21 January 2008

Balancing Act, Part II: Scott, Free

I mentioned in my last post that the timing of the launch of this blog was no mere coincidence. Indeed, I don't think I could have started one at any other time than during a holiday's week away from the place where I practically live.

But the other motivator was that over the break I thought a lot about blogs, thanks to my friend David Meerman Scott. I connected with David back when I was interim copy editor over at EContent. He offered me some editing work on early drafts of his book The New Rules of Marketing and PR: How to Use News Releases, Blogs, Podcasting, Viral Marketing and Online Media to Reach Buyers Directly. The book became a best-seller and made BNET's list of 10 Underrated Business Books. It was my first crack at any book-length editing, and I had a really great time working on it.

Since then I've been fortunate to work with David on a couple other projects, one of which was released yesterday. You can download his new e-book, The New Rules of Viral Marketing: How word-of-mouse spreads your ideas for free, from his blog Web Ink Now. And as you'd certainly guess if you're familiar with his ideas, it's available for free.
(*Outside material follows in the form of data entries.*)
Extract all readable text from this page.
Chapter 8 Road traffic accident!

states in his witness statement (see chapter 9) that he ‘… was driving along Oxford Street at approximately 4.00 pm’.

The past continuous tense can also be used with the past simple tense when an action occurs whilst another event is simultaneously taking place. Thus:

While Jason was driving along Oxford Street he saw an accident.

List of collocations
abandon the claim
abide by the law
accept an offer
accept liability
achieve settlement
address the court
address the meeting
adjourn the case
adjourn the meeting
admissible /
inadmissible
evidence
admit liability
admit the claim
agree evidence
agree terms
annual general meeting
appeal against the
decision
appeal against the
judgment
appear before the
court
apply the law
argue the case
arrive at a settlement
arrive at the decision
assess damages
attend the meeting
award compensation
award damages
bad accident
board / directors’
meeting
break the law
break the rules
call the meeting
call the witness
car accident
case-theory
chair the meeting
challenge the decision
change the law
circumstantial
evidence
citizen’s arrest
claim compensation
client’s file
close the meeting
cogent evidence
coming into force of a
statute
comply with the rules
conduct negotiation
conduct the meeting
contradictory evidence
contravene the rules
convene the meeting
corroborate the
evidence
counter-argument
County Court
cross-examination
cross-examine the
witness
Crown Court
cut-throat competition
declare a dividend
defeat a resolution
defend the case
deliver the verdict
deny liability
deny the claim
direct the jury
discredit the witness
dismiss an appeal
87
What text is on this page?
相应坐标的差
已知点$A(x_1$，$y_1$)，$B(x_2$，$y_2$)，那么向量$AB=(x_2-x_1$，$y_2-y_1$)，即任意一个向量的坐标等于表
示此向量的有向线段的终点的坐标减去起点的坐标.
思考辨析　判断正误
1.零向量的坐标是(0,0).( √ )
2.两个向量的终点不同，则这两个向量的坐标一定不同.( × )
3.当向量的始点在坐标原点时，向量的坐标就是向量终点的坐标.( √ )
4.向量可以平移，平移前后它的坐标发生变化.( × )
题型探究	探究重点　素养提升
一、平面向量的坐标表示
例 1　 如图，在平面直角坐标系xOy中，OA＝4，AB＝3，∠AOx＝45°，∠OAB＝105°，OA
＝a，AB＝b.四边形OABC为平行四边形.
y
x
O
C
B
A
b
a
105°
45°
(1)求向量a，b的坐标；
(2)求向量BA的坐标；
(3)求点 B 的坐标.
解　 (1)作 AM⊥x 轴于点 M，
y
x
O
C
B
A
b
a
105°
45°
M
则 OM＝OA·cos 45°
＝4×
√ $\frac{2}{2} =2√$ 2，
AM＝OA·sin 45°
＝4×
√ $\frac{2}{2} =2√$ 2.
What I appreciate most about David's work is the way he teaches with analogies (a subject I've written on a bit myself). My favorite is his simple admonition against creating content the consumer has no interest in: "Think like a publisher." That's wise counsel, and it's an analogy rich with plenty of takeaway examples. (It also reminds me of the advice we give engineering students in writing classes about the similarities between the writing process and the design process.)

Anyway, his most recent analogy is that those keen to harness the power of viral marketing would do well to "think like a venture capitalist." The research university is increasingly spinoff-centric, so David's comparison of the success rates of startup companies to those of viral marketing campaigns immediately resonated with my otherwise not-at-all business-savvy mind (I've spent some time on the receiving end of the laughably one-way PR pitch "cycle" [David describes it as "begging the media to write about you"], but I knew absolutely nothing about marketing before I started working with him).

Anyway, you can't work with David for long and not see the value of having a blog. Even if you don't draw huge numbers (I don't) and can't post every day (I can't), David reminds you that everyone benefits from having a forum for bouncing ideas off a few friends, colleagues, or total strangers.

CSC is now such a forum for me, and it probably wouldn't exist but for the spark David's books lit in my head. Whatever your business, some of strategies he suggests should probably be part of your stock-in-trade.

1 comment:

David Meerman Scott said...

Hey Kyle,

Thanks for your efforts on the ebook. I think it has turned out great. And the ideas are spreading already - its only been out for 3 days and already a dozen bloggers have talked about it on their blogs.